KantanMT has an ongoing Academic Partnership with Centre for Multidisciplinary and Intercultural Inquiry (CMII) at University College London to accelerate research and learning in the field of Machine Translation (MT). The postgraduate students of the department were able to use the KantanMT platform to update or gain new skills in Translation Technology. With help of the KantanMT platform, the students learnt how to build and customise their own Statistical Machine Translation (SMT) systems in a real world scenario.
The module is designed to cover a variety of topics concerning the use of computer systems to present, manipulate, extract or translate information expressed in natural language. Technology covered in the module includes, Machine Translation and terminology extraction. Throughout the module, students acquire an understanding of the technology behind language engineering applications, and learn to use and evaluate different tools.
Dr Mark Shuttleworth, UCL
As someone who has been teaching translation technology since the late 1990s (and occasionally even using it ‘for real’), my experience of working with KantanMT with my students at UCL during last academic year was a considerable eye-opener. What it enables small companies, and even individual translators to accomplish is something that could not have been imagined even as recently as the end of the last century.
The project that involved the use of KantanMT.com, formed part of my module entitled ‘Understanding and using Translation Technology II’. This is a Masters-level course delivered to a group of students that included native speakers of English, Chinese, German, Italian, Russian and Thai. We had twelve students in the course. Prior to the start of the MA, participant’s experiences of MT were in most cases probably limited to Google Translate, and in all likelihood few people were aware of the possibility offered by KantanMT of creating and training a personalised translation engine from scratch.

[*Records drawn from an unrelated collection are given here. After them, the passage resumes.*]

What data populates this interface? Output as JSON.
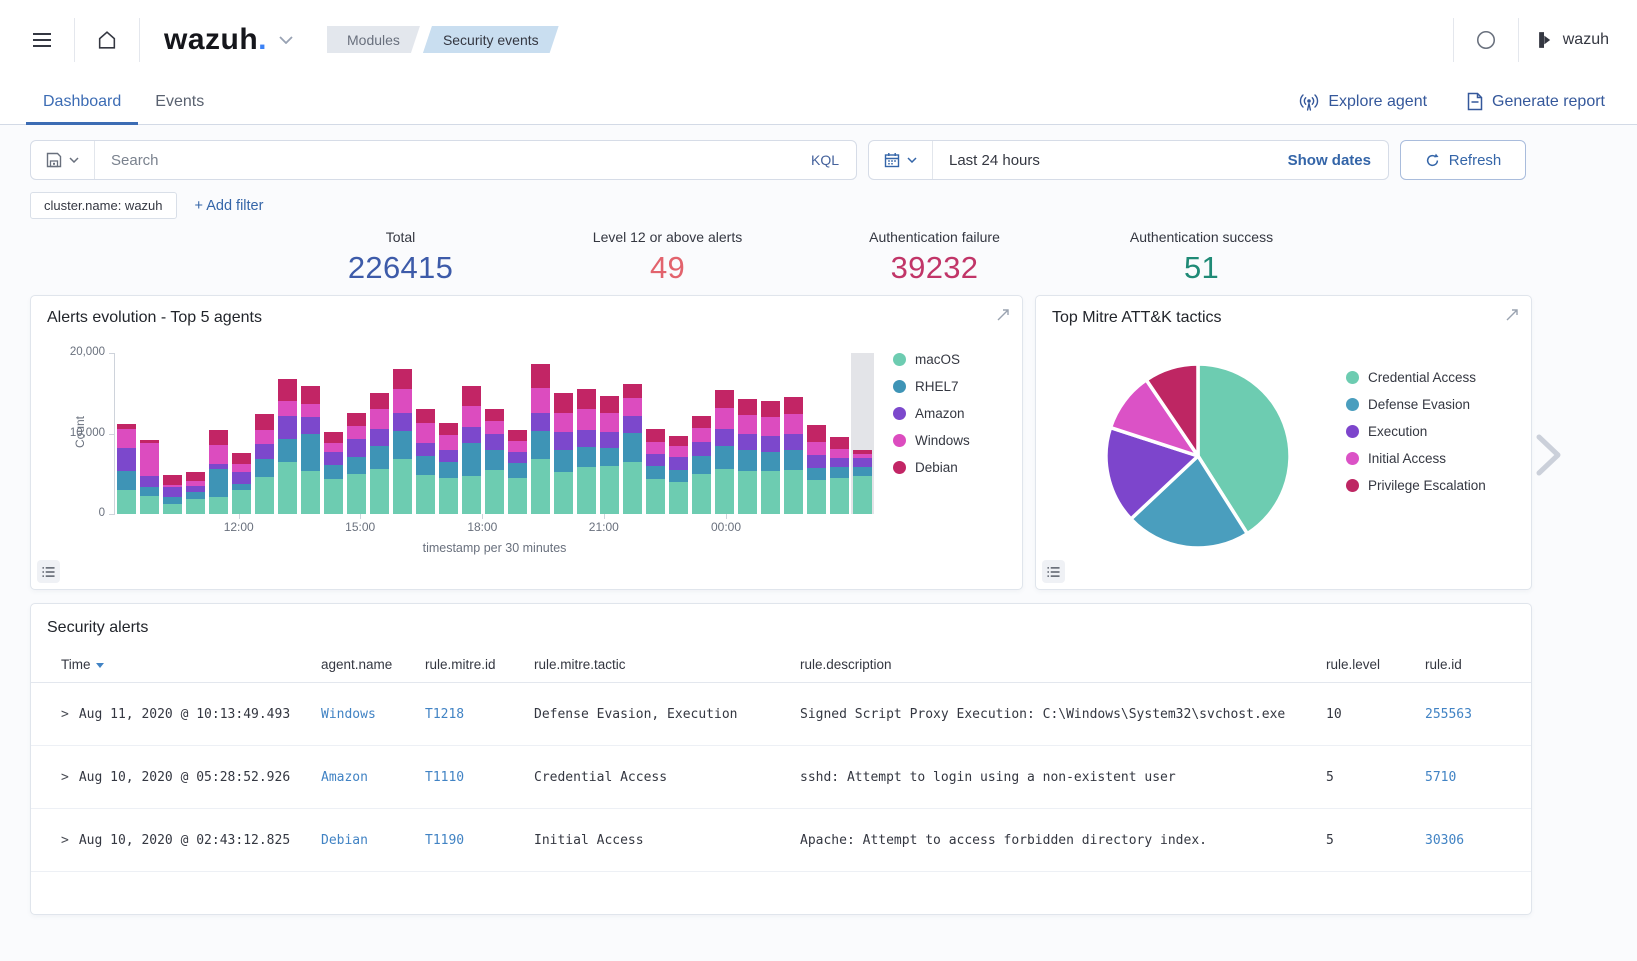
{
  "topbar": {
    "logo_text": "wazuh",
    "logo_dot": ".",
    "breadcrumbs": [
      {
        "label": "Modules",
        "variant": "inactive"
      },
      {
        "label": "Security events",
        "variant": "active"
      }
    ],
    "user_label": "wazuh"
  },
  "tabs": {
    "dashboard": "Dashboard",
    "events": "Events"
  },
  "header_actions": {
    "explore_agent": "Explore agent",
    "generate_report": "Generate report"
  },
  "search_bar": {
    "placeholder": "Search",
    "kql_label": "KQL",
    "time_range": "Last 24 hours",
    "show_dates_label": "Show dates",
    "refresh_label": "Refresh"
  },
  "filter_bar": {
    "chips": [
      "cluster.name: wazuh"
    ],
    "add_filter_label": "+ Add filter"
  },
  "stats": [
    {
      "label": "Total",
      "value": "226415",
      "color": "#3D5BA9"
    },
    {
      "label": "Level 12 or above alerts",
      "value": "49",
      "color": "#E2636D"
    },
    {
      "label": "Authentication failure",
      "value": "39232",
      "color": "#C13568"
    },
    {
      "label": "Authentication success",
      "value": "51",
      "color": "#1F8A76"
    }
  ],
  "panels": {
    "bar_panel_title": "Alerts evolution - Top 5 agents",
    "pie_panel_title": "Top Mitre ATT&K tactics",
    "table_panel_title": "Security alerts"
  },
  "chart_data": [
    {
      "type": "bar",
      "stacked": true,
      "title": "Alerts evolution - Top 5 agents",
      "xlabel": "timestamp per 30 minutes",
      "ylabel": "Count",
      "ylim": [
        0,
        20000
      ],
      "grid": false,
      "legend_position": "right",
      "bucket_minutes": 30,
      "last_bucket_highlighted": true,
      "y_ticks": [
        {
          "label": "0",
          "value": 0
        },
        {
          "label": "10,000",
          "value": 10000
        },
        {
          "label": "20,000",
          "value": 20000
        }
      ],
      "x_ticks": [
        {
          "label": "12:00",
          "pct": 16.3
        },
        {
          "label": "15:00",
          "pct": 32.3
        },
        {
          "label": "18:00",
          "pct": 48.4
        },
        {
          "label": "21:00",
          "pct": 64.4
        },
        {
          "label": "00:00",
          "pct": 80.5
        }
      ],
      "series": [
        {
          "name": "macOS",
          "color": "#6DCCB1",
          "values": [
            3000,
            2300,
            1200,
            1900,
            2100,
            3000,
            4600,
            6500,
            5400,
            4400,
            5000,
            5600,
            6900,
            4800,
            4500,
            4700,
            5500,
            4500,
            6800,
            5200,
            5800,
            6000,
            6500,
            4300,
            4000,
            5000,
            5600,
            5400,
            5300,
            5500,
            4200,
            4500,
            4700
          ]
        },
        {
          "name": "RHEL7",
          "color": "#3E94B6",
          "values": [
            2400,
            1100,
            900,
            900,
            3500,
            700,
            2200,
            2800,
            4500,
            1700,
            2100,
            2800,
            3400,
            2400,
            2000,
            4100,
            2500,
            1800,
            3500,
            2800,
            2500,
            2200,
            3600,
            1700,
            1500,
            2200,
            2800,
            2500,
            2400,
            2500,
            1500,
            1300,
            1200
          ]
        },
        {
          "name": "Amazon",
          "color": "#7C48CC",
          "values": [
            2800,
            1300,
            1200,
            700,
            600,
            1500,
            1900,
            2900,
            2200,
            1600,
            2200,
            2200,
            2200,
            1600,
            1400,
            2000,
            1900,
            1400,
            2200,
            2200,
            2200,
            2000,
            2100,
            1400,
            1600,
            1800,
            2200,
            2000,
            2000,
            2000,
            1600,
            1200,
            1000
          ]
        },
        {
          "name": "Windows",
          "color": "#DC4CBF",
          "values": [
            2400,
            4100,
            300,
            600,
            2400,
            1000,
            1800,
            1800,
            1600,
            1100,
            1600,
            2500,
            3000,
            2500,
            1900,
            2600,
            1600,
            1400,
            3200,
            2300,
            2500,
            2300,
            2200,
            1500,
            1300,
            1700,
            2600,
            2400,
            2300,
            2400,
            1700,
            1100,
            600
          ]
        },
        {
          "name": "Debian",
          "color": "#C22565",
          "values": [
            600,
            400,
            1200,
            1100,
            1800,
            1400,
            1900,
            2800,
            2200,
            1400,
            1600,
            1900,
            2500,
            1800,
            1500,
            2500,
            1500,
            1300,
            3000,
            2500,
            2500,
            2200,
            1800,
            1700,
            1300,
            1500,
            2200,
            2000,
            2000,
            2100,
            2000,
            1500,
            500
          ]
        }
      ]
    },
    {
      "type": "pie",
      "title": "Top Mitre ATT&K tactics",
      "labels": [
        "Credential Access",
        "Defense Evasion",
        "Execution",
        "Initial Access",
        "Privilege Escalation"
      ],
      "values": [
        41,
        22,
        17,
        10.5,
        9.5
      ],
      "unit": "percent",
      "colors": [
        "#6DCCB1",
        "#4A9EBE",
        "#7D45CC",
        "#DB52C6",
        "#BE2663"
      ],
      "legend_position": "right",
      "start_angle_deg": -90,
      "direction": "clockwise"
    }
  ],
  "alerts_table": {
    "columns": [
      "Time",
      "agent.name",
      "rule.mitre.id",
      "rule.mitre.tactic",
      "rule.description",
      "rule.level",
      "rule.id"
    ],
    "sorted_column": "Time",
    "sort_direction": "desc",
    "rows": [
      {
        "time": "Aug 11, 2020 @ 10:13:49.493",
        "agent_name": "Windows",
        "mitre_id": "T1218",
        "mitre_tactic": "Defense Evasion, Execution",
        "description": "Signed Script Proxy Execution: C:\\Windows\\System32\\svchost.exe",
        "level": "10",
        "rule_id": "255563"
      },
      {
        "time": "Aug 10, 2020 @ 05:28:52.926",
        "agent_name": "Amazon",
        "mitre_id": "T1110",
        "mitre_tactic": "Credential Access",
        "description": "sshd: Attempt to login using a non-existent user",
        "level": "5",
        "rule_id": "5710"
      },
      {
        "time": "Aug 10, 2020 @ 02:43:12.825",
        "agent_name": "Debian",
        "mitre_id": "T1190",
        "mitre_tactic": "Initial Access",
        "description": "Apache: Attempt to access forbidden directory index.",
        "level": "5",
        "rule_id": "30306"
      }
    ]
  }
}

Some of the tasks that were covered in the module saw the students do the following:
- choosing a subject area to focus on
- creating a MT engine that would specialise in it
- launching it with an appropriate stock engine
- creating a test suite of texts
- training the engine by adding resources to improve the quality of the output
- monitoring the BLEU score as these resources were added.
Students were in general very impressed with the software. One student commented that complicated processes had been successfully compressed into one single user-friendly platform that was
“self-explanatory, requiring little to no instruction on how to operate” and another praised the platform’s “high level of user autonomy.”
One of the greatest challenges my students faced was to locate the bilingual aligned data that would transform a new engine into a useful tool. Significant amounts of parallel data are available to download from the internet free of charge, although such resources are restricted to certain subject domains and the same data inevitably ends up being used by everyone.
A further, perhaps more intellectual challenge proved to be that of understanding the impact that uploading a resource might have on the BLEU score, as this was not always cumulative. In spite of this, after a certain amount of trial and error many of my students were achieving BLEU scores in the 40s, with the highest being 51%. However, these scores were on the basis of first-time experimentation with resources that were almost exclusively generic rather than subject-specific in nature.
For next time I am planning to add more collaboration and sharing by students of their own subject-specific resources.
Without a doubt, the significance of what they had been doing was grasped by everyone. One student predicts that the future is likely to see the proliferation of the new job of “machine translation engine trainer”. To give her the last word:
“If you do not have any knowledge or awareness of translation technology, you will lose an important advantage in your professional translation career.”
Note from the KantanMT team:
We are delighted that Mark will continue to use KantanMT to teach translation technology to his students in 2016. Read more about the course in the module description: Understanding and using Translation Technology II (CMII).
About University College London and Translation at UCL
UCL is one of the world’s leading universities, founded in London in 1826 to open up education to all on equal terms, and to bring the benefits of learning to society. UCL’s ethos is informed by academic excellence and research that addresses real-world problems. It is home to some 27,000 students, from over 150 nationalities.
The College enjoys an international reputation for the quality of the translation research and teaching undertaken by members of staff, including in the fields of literary translation, theatre translation, translation technology and audiovisual translation. It has a long history of expertise in Translation Studies, recently strengthened by the incorporation of the Centre for Translation Studies team, formerly at Imperial College London. Translation Studies at UCL has a solid trajectory in the teaching of translation technology, offering PhD and Masters students the opportunity to gain vital experience in this rapidly developing field, within which Machine Translation plays a very important role.
Graduate teaching and research at the Centre for Multidisciplinary and Intercultural Inquiry (CMII) is interdisciplinary, intercultural and international. The CMII encourages innovative approaches and draws on expertise at UCL from diverse fields in the arts and humanities, whilst also drawing from the extraordinary resources of London. Its programmes include the highly successful MA in Translation Theory and Practice. Our MA and research students study subjects ranging from literature, art, film, history, politics, economics to geography and philosophy. The CMII is situated within UCL’s Institute of Advanced Studies, a space for critical thinking and engaged enquiry within and across conventional disciplinary and departmental boundaries.